You arrive at a crime scene and are told the body of the victim is in the 10 m deep pool. You walk over to what you are told is a 12 m in diameter, cylindrical pool. From the outside of the pool, you can see that the body looks badly burnt. Your partner says, “It looks like our victim had been burned alive and tried to put out the fire by jumping in the pool. The victim likely drowned to death.” Something does not sit right with you though. If there was a fire, where did it start? There are no signs of combustion anywhere. You aren’t so sure and ask the crime scene investigator to run a sample of the pool water before letting anybody try to pull the body out.
The CSI comes back to you and tells you that normal pool water pH is roughly around 7.2, but the pool pH is actually highly basic at a level of 13 with a concentration of hydroxide ions at 1.0 x 10-1 mol/L. It becomes obvious to you that the body wasn’t burned before going in to the pool , but AFTER and there was no fire needed!

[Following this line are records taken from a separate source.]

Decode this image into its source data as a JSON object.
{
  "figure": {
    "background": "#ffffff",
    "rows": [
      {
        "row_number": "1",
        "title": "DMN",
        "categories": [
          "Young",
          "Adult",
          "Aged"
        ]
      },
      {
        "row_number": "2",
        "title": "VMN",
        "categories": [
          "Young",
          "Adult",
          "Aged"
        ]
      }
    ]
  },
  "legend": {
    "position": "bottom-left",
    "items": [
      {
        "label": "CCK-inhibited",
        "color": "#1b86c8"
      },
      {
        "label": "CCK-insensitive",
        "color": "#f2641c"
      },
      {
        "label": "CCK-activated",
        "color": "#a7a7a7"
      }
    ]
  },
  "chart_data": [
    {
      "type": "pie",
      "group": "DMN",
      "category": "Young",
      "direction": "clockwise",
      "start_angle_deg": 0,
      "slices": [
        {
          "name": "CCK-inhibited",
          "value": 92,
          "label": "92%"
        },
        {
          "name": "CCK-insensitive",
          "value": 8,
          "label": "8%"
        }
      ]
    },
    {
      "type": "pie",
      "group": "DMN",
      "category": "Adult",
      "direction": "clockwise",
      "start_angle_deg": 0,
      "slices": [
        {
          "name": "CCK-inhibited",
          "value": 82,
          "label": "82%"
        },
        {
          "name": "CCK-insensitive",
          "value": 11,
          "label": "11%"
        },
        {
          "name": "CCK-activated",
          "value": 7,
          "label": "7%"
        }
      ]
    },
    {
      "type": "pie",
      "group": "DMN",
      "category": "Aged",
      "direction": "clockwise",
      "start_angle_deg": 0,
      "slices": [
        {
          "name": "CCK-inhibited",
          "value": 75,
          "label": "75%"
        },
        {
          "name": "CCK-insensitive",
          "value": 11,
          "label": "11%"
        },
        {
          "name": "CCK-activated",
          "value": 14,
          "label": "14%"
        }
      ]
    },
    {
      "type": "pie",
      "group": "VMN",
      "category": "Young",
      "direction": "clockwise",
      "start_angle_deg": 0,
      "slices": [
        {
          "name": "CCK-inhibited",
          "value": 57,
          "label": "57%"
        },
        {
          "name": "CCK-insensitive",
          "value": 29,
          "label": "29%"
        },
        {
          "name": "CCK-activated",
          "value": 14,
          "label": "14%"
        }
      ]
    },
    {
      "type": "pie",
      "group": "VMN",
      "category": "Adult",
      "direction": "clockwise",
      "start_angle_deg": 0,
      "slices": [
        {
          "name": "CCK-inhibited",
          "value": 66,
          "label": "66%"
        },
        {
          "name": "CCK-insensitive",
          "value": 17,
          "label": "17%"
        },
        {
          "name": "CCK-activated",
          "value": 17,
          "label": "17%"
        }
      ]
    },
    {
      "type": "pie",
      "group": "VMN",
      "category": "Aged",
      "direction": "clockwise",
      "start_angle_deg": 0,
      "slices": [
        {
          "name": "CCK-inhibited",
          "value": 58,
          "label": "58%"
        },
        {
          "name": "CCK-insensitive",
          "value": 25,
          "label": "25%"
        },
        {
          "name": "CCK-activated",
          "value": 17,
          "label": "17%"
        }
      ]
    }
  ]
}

You order the body to be removed from the pool, but the CSI interjects, “It would be too dangerous with a pH that high. I suggest you get some vinegar from the store and pour it in to the pool before hand to drop the pH to 7. Draining the pool would take far too long and we need to examine the body as soon as possible.” She asks one of your constables to go to the store to purchase 5 – 4L jugs of vinegar (pH = 2) to pour in the pool, as she states it is enough to bring the pH to a safe level of 7.
It sounds like it could be enough vinegar based on your knowledge of acids and bases, but you want to double-check her estimate before sending your constable to the store. Verify whether or not she is correct using calculations. A diagram may help you with your calculations.